Alcide Delmont | |
Office: | Deputy of the National Assembly[1] |
Birth Date: | 2 October 1874 |
Termstart: | 1936 |
Termend: | 1924 |
Constituency: | Martinique |
Nationality: | French |
Party: | PRS 1924-1928; Independents of the Left, 1928-1936 |
Birth Place: | Saint-Pierre, Martinique |
Death Place: | Brannay (Yonne) |
Alcide Delmont, (2 October 1874 – 14 October 1959), was a French lawyer and politician from Martinique.[2]
With a doctorate in law, Alcide Delmont was admitted to the Paris Bar on 11 February 1904 as a lawyer. Secretary of the conference of the training course for lawyers at the Paris Court of Appeal in Pierre Massé's class (1906-1907), he had a dual career in politics and the judiciary for almost 50 years. He was also a member of the central committee of the Human Rights League (France).

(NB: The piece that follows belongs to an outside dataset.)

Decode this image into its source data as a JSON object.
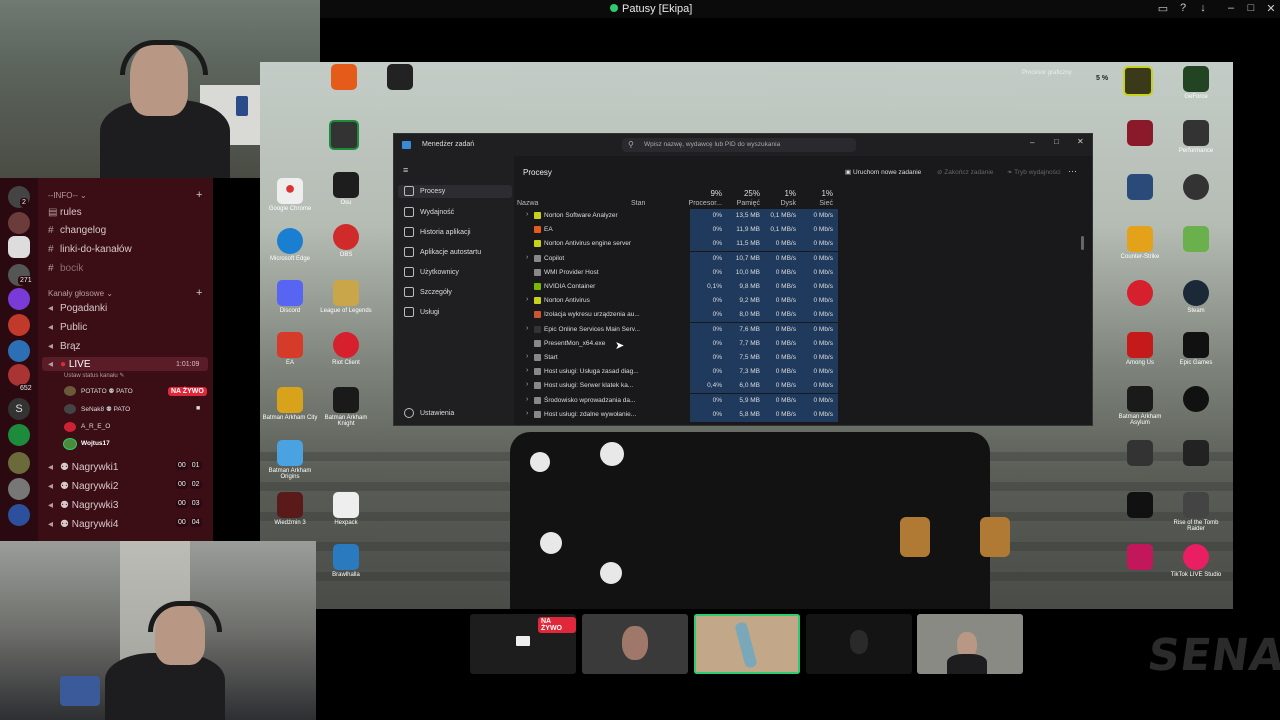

From 1924 to 1936 he was a deputy for Martinique as a socialist republican and then as a left-wing independent.
He was Under-Secretary of State for the Colonies from 3 November 1929 to 17 February 1930 and from 2 March to 30 December 1930, in the first and second André Tardieu governments.[3] Alcide Delmont was the second Martiniquan in history after Henri Lémery to be a member of a French cabinet.